But it is a very "corner" case...

In practice, I don't see more than three pages, three pages are rarely generated
by gist__int_ops (contrib/intarray).

> BTW, there's another problem with gistContinueInsert: it's not making
> WAL entries for the actions it takes.  It needs to do so --- consider
> for example the PITR case, where the log will be shipped somewhere else
> and then followed verbatim.  So you've got to add WAL entries for any
> recovery actions you take after reading the existing WAL entries.

Ugh, I see

> process.  In particular, we really don't want to call any user-defined
> datatype functions inside the critical section.

Agree

> be to compute all the required changes *but not make them*, then start
> the critical section, then apply the changes and make the WAL record.
> This seemed like a large enough change that I figured I'd better talk
> with you about it.  One idea I had was to generate the WAL record as the
> output of the decision-making code, and then the critical section would
> use the WAL record as its guide to what to do to the buffers.

Hmm, we will think.


> BTW, I'm confused about gistadjscans: seems to me that's either broken
> or unnecessary.  Since we no longer hold an exclusive lock on a gist
> index while inserting into it, the comment at gistscan.c line 33 is
> certainly wrong now.  If the adjustment is still necessary then some
> other mechanism needs to be devised to get the information to other
> backends.  If it's not necessary then I think we should take it out.
> I'm not totally familiar with the gist logic, but it looks to me like
> gistadjscans is only called during an insert into a non-leaf page,
> which makes me think it might be unnecessary --- do gist index scans
> ever stop on non-leaf pages?

It seems to me - you are right. I missed that. I'll remove it and test changes.

--
Teodor Sigaev                                   E-mail: teodor@sigaev.ru
                                                    WWW: http://www.sigaev.ru/

Re: pgsql: Improve gist XLOG code to follow the coding

From

Tom Lane

Date:

03 April 2006, 13:37:19

>> Hmm.  That probably needs to be redesigned then.

> Don't understand. Root will be fully regenerated and filled with invalid tuples.
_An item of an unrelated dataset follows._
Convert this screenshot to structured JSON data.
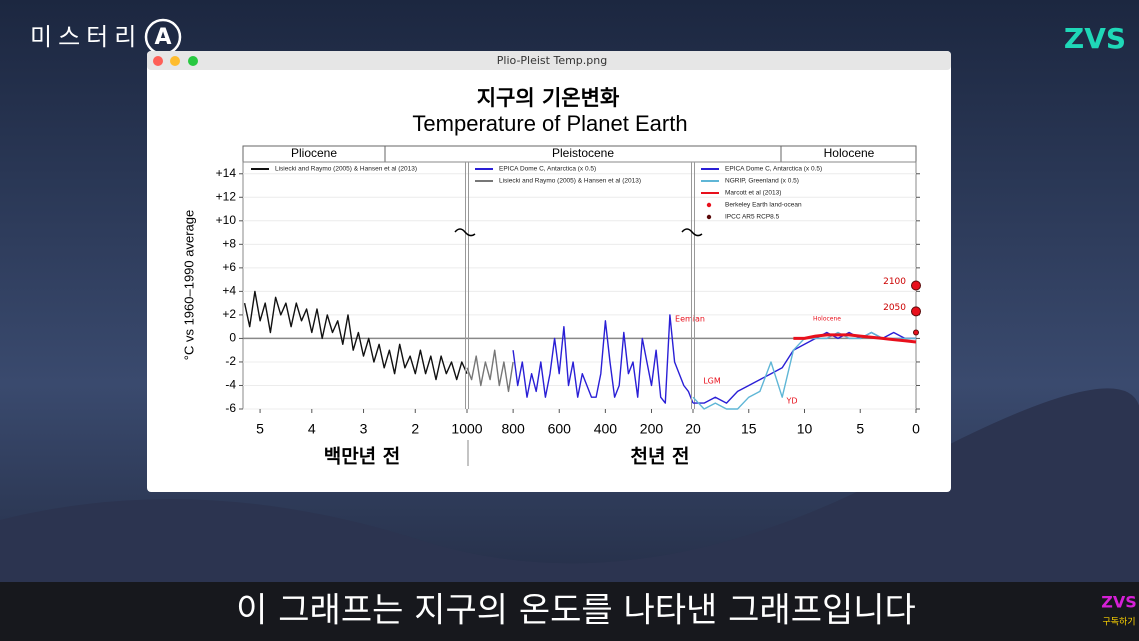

Well, ISTM that if complete replay of the WAL sequence yields an invalid
index, then you've not got an adequate design for the WAL data.  Special
recovery actions really should only be needed if the WAL log is
incomplete (ie, it ends in the middle of a page-split sequence).

> I see, there is a problem with gistSplit: it can generate more than 3 pages
> (three - is a limit of XLogInsert) in a case of bad user's picksplit method...

I think we are OK on that, actually, because the page-split WAL record
is designed to rewrite all of the pages completely.  Only pages that are
going to be incrementally updated need to be exposed to XLogInsert.
So the root-page case in page-update is the only one that seems inadequate.

            regards, tom lane

Re: pgsql: Improve gist XLOG code to follow the coding

From

Teodor Sigaev

Date:

03 April 2006, 16:19:51

Tom Lane wrote:
>>> Hmm.  That probably needs to be redesigned then.
>
>> Don't understand. Root will be fully regenerated and filled with invalid tuples.
>
> Well, ISTM that if complete replay of the WAL sequence yields an invalid
> index, then you've not got an adequate design for the WAL data.  Special
> recovery actions really should only be needed if the WAL log is
> incomplete (ie, it ends in the middle of a page-split sequence).

Hm. The mentioned piece of code executes only for incomplete inserts.
It is a part of gistContinueInsert() called from  gist_xlog_cleanup()...

>> I see, there is a problem with gistSplit: it can generate more than 3 pages
>> (three - is a limit of XLogInsert) in a case of bad user's picksplit method...
>
> I think we are OK on that, actually, because the page-split WAL record
> is designed to rewrite all of the pages completely.  Only pages that are
> going to be incrementally updated need to be exposed to XLogInsert.
> So the root-page case in page-update is the only one that seems inadequate.

I was reading nbtree code and noticed, that new (just created) page fills "in
place", without START_CRIT_SECTION. As I understand, new page we can easy change
while it hasn't any link from other tree/pages.

gistSplit fills shadow (returned by PageGetTempPage()) of original page, so,
in that case, splitSplit can postpone PageRestoreTempPage() to caller. I can
make changes of gistSplit() on this week.

--
Teodor Sigaev                                   E-mail: teodor@sigaev.ru
                                                    WWW: http://www.sigaev.ru/